Conocida también como Guerra europea o Gran Guerra, constituye el
conflicto bélico de más amplia envergadura registrado en la historia hasta
1914. Aunque su centro de gravedad estuvo en Europa, ninguno de los cinco
continentes, ni de los cinco océanos, se vio libre de sus implicaciones.
Cuarenta naciones participaron en ella como contendientes, si bien, las
repercusiones alcanzaron a muchas más; de aquí que el término Guerra
mundial se considere el más adecuado, no sólo por razones de paralelismo
histórico con el segundo conflicto de este nombre. En cuanto a su
duración, cuatro años y tres meses, fue también muy superior a lo previsto
por sus propios responsables, y bastó para segar millones de vidas y
causar daños incalculables a la Humanidad.
1. Los orígenes del conflicto.
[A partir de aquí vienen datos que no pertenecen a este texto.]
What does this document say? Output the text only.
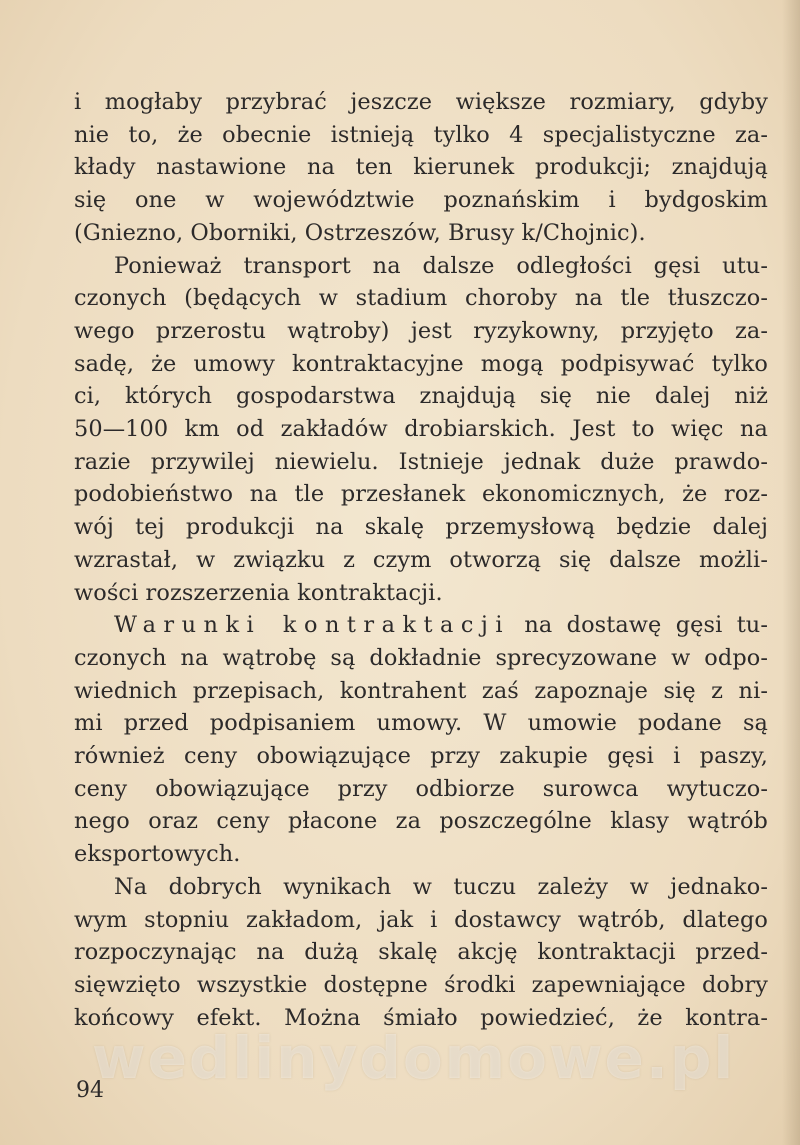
i mogłaby przybrać jeszcze większe rozmiary, gdyby
nie to, że obecnie istnieją tylko 4 specjalistyczne za-
kłady nastawione na ten kierunek produkcji; znajdują
się one w województwie poznańskim i bydgoskim
(Gniezno, Oborniki, Ostrzeszów, Brusy k/Chojnic).
Ponieważ transport na dalsze odległości gęsi utu-
czonych (będących w stadium choroby na tle tłuszczo-
wego przerostu wątroby) jest ryzykowny, przyjęto za-
sadę, że umowy kontraktacyjne mogą podpisywać tylko
ci, których gospodarstwa znajdują się nie dalej niż
50—100 km od zakładów drobiarskich. Jest to więc na
razie przywilej niewielu. Istnieje jednak duże prawdo-
podobieństwo na tle przesłanek ekonomicznych, że roz-
wój tej produkcji na skalę przemysłową będzie dalej
wzrastał, w związku z czym otworzą się dalsze możli-
wości rozszerzenia kontraktacji.
Warunki kontraktacji na dostawę gęsi tu-
czonych na wątrobę są dokładnie sprecyzowane w odpo-
wiednich przepisach, kontrahent zaś zapoznaje się z ni-
mi przed podpisaniem umowy. W umowie podane są
również ceny obowiązujące przy zakupie gęsi i paszy,
ceny obowiązujące przy odbiorze surowca wytuczo-
nego oraz ceny płacone za poszczególne klasy wątrób
eksportowych.
Na dobrych wynikach w tuczu zależy w jednako-
wym stopniu zakładom, jak i dostawcy wątrób, dlatego
rozpoczynając na dużą skalę akcję kontraktacji przed-
sięwzięto wszystkie dostępne środki zapewniające dobry
końcowy efekt. Można śmiało powiedzieć, że kontra-
wedlinydomowe.pl
94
Los años que van de 1870 a 1914
constituyen el periodo comúnmente conocido como la belle époque, y su
sistema de relaciones internacionales como la «paz armada». El desarrollo
tecnológico, el reforzamiento del poder de los Estados y hasta razones de
prestigio contribuyeron a armar hasta los dientes a las grandes potencias;
pero, al mismo tiempo, se predicaba una paz universal, se celebraban
conferencias internacionales (congreso y conferencia de Berlín (v.) en
1878 y 1885, respectivamente; congresos mundiales de la paz en La Haya,
1899 y 1907; establecimiento, en este último, de un Tribunal internacional
capaz de resolver todos los litigios entre naciones); y hasta se llegó a
afirmar que la cultura y civilización del hombre moderno habían logrado
desterrar la guerra, como habían hecho con el tormento o con la peste.
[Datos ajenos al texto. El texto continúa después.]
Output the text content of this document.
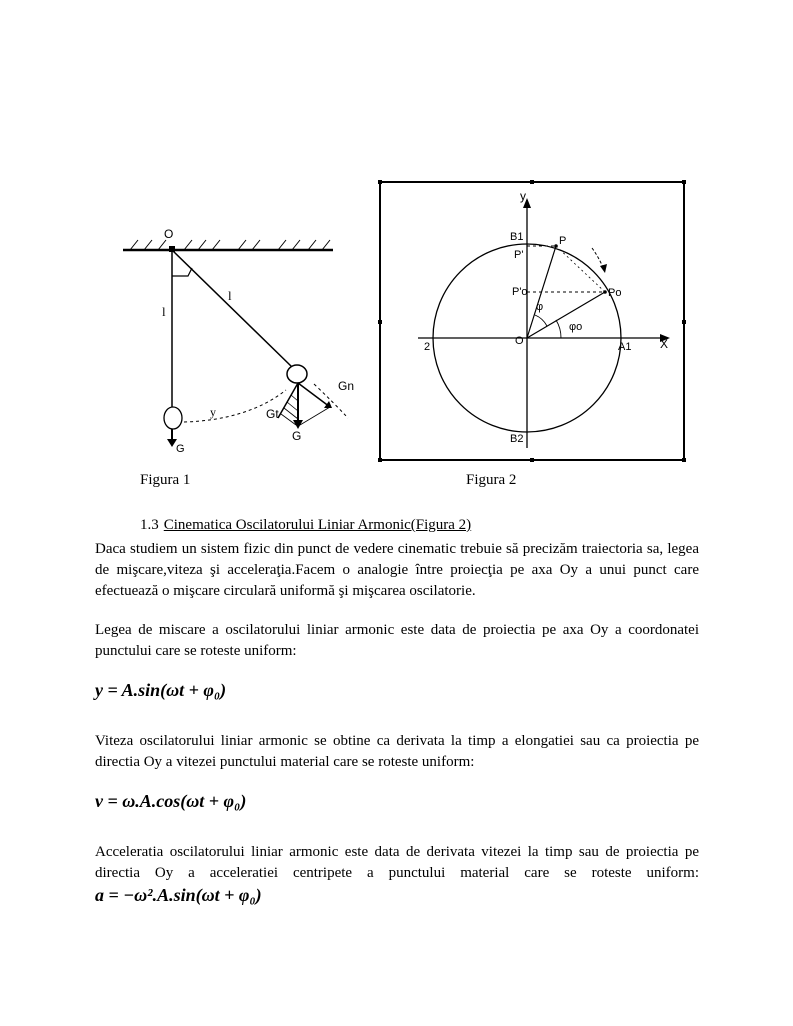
O
l
l
G
y
Gn
Gt
G
y
X
B1
B2
A1
2	O
P
P'
Po
P'o
φ
φo
Figura 1	Figura 2
1.3 Cinematica Oscilatorului Liniar Armonic(Figura 2)
Daca studiem un sistem fizic din punct de vedere cinematic trebuie să precizăm traiectoria sa, legea de mişcare,viteza şi acceleraţia.Facem o analogie între proiecţia pe axa Oy a unui punct care efectuează o mişcare circulară uniformă şi mişcarea oscilatorie.
Legea de miscare a oscilatorului liniar armonic este data de proiectia pe axa Oy a coordonatei punctului care se roteste uniform:
y = A.sin(ωt + φ₀)
Viteza oscilatorului liniar armonic se obtine ca derivata la timp a elongatiei sau ca proiectia pe directia Oy a vitezei punctului material care se roteste uniform:
v = ω.A.cos(ωt + φ₀)
Acceleratia oscilatorului liniar armonic este data de derivata vitezei la timp sau de proiectia pe directia Oy a acceleratiei centripete a punctului material care se roteste uniform:
a = −ω².A.sin(ωt + φ₀)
Pero la paz casi general de 1870-1914 fue, como la misma época,
eminentemente «positivista», basada en convicciones pragmáticas más que en
auténticos principios éticos. La fe en el progreso, la mundialización de
la cultura, los intereses comunes, los circuitos económicos, que abarcaban
ya continentes enteros, aconsejaban, salvo determinadas medidas
proteccionistas, unas relaciones de buena voluntad de las que todos
saldrían ganando. Por el contrario, una guerra, como afirmaban
repetidamente los políticos británicos, tendría que ser por necesidad «un
mal negocio».
Sin embargo, los mismos intereses que aconsejaron durante tanto años
la paz como un bien apetecible, llegaron a provocar el espejismo de una
guerra que, caso de victoria, llevaría al logro de las máximas ambiciones.
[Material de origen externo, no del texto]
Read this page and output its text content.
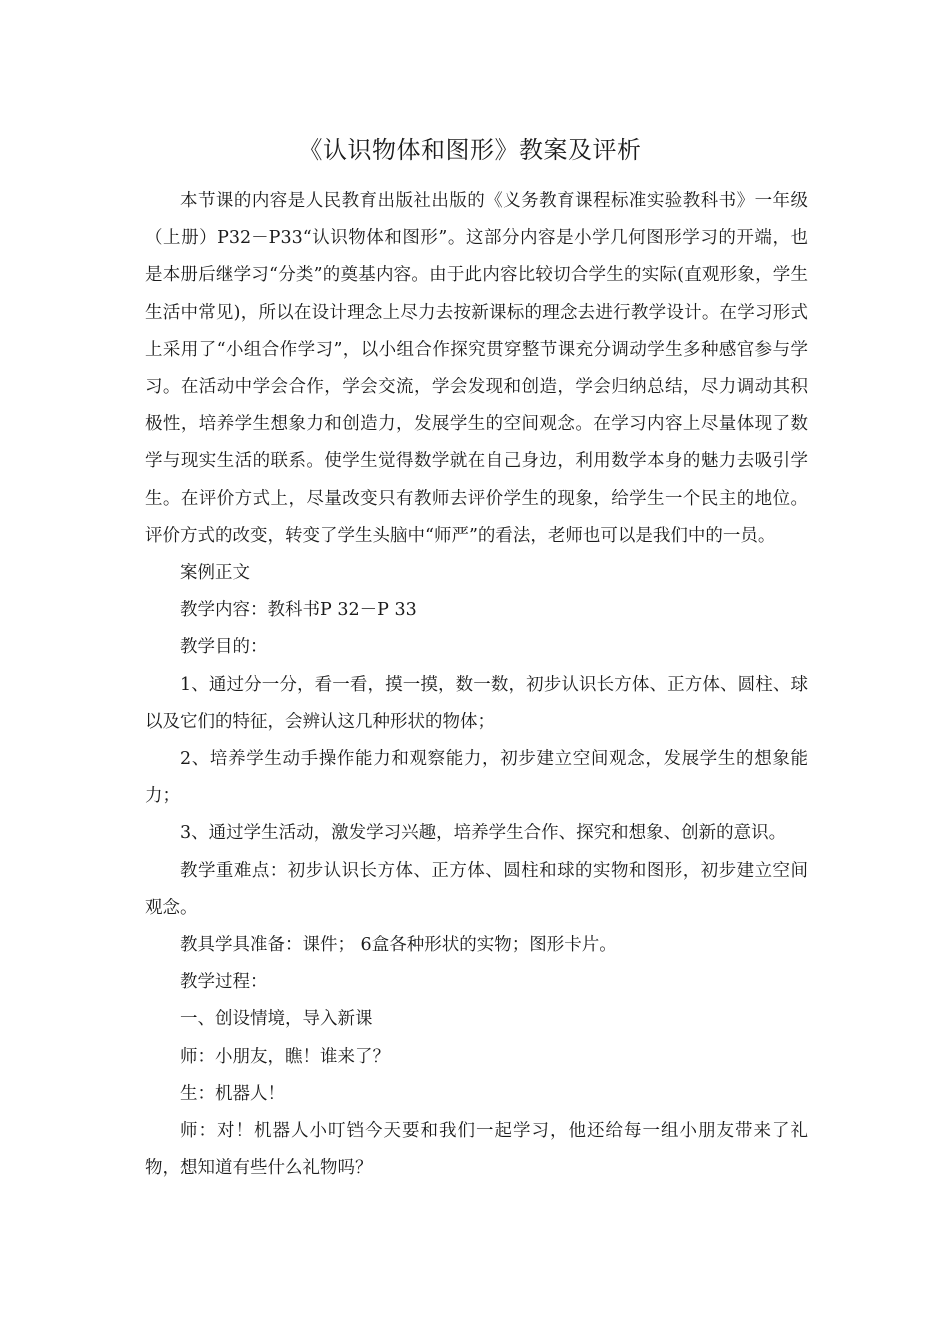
《认识物体和图形》教案及评析

本节课的内容是人民教育出版社出版的《义务教育课程标准实验教科书》一年级（上册）P32－P33“认识物体和图形”。这部分内容是小学几何图形学习的开端，也是本册后继学习“分类”的奠基内容。由于此内容比较切合学生的实际(直观形象，学生生活中常见)，所以在设计理念上尽力去按新课标的理念去进行教学设计。在学习形式上采用了“小组合作学习”，以小组合作探究贯穿整节课充分调动学生多种感官参与学习。在活动中学会合作，学会交流，学会发现和创造，学会归纳总结，尽力调动其积极性，培养学生想象力和创造力，发展学生的空间观念。在学习内容上尽量体现了数学与现实生活的联系。使学生觉得数学就在自己身边，利用数学本身的魅力去吸引学生。在评价方式上，尽量改变只有教师去评价学生的现象，给学生一个民主的地位。评价方式的改变，转变了学生头脑中“师严”的看法，老师也可以是我们中的一员。

案例正文

教学内容：教科书P 32－P 33

教学目的：

1、通过分一分，看一看，摸一摸，数一数，初步认识长方体、正方体、圆柱、球以及它们的特征，会辨认这几种形状的物体；

2、培养学生动手操作能力和观察能力，初步建立空间观念，发展学生的想象能力；

3、通过学生活动，激发学习兴趣，培养学生合作、探究和想象、创新的意识。

教学重难点：初步认识长方体、正方体、圆柱和球的实物和图形，初步建立空间观念。

教具学具准备：课件； 6盒各种形状的实物；图形卡片。

教学过程：

一、创设情境，导入新课

师：小朋友，瞧！谁来了？

生：机器人！

师：对！机器人小叮铛今天要和我们一起学习，他还给每一组小朋友带来了礼物，想知道有些什么礼物吗？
El reparto colonial, pese a la afirmación de Carlyle, una generación
antes, de que «resta mundo por repartir para seis mil años» podía darse
por liquidado en la primera década del s. xx, y los choques entre las
potencias por cuestiones de competencia comercial o político-militar no
tardaron en surgir. El prodigioso desarrollo industrial alemán, que trató
de introducir sus productos en Marruecos, con el consiguiente celo de
Francia; que financió, ante la indignación británica, el famoso
ferrocarril de Bagdad, y que hasta empezó a introducirse en los mercados
de la India, exacerbó los resquemores de las grandes potencias
colonialistas, en especial Gran Bretaña y Francia. Por otra parte, la
política expansiva del nuevo Kaiser alemán, Guillermo II (v.), avalada
desde 1900 por un ambicioso programa de construcciones navales, vino a
romper una especie de pacto táctico, vigente en tiempos de Bismarck y
Disraeli, que dejaba al Reich alemán la hegemonía continental y al imperio
británico el dominio del mundo transoceánico. También los alemanes se
ganaron la enemiga de su antigua aliada Rusia, al negarse a facilitar
créditos industriales a San Petersburgo, y mantener así indefinidamente la
condición de Rusia como compradora de manufacturas germanas.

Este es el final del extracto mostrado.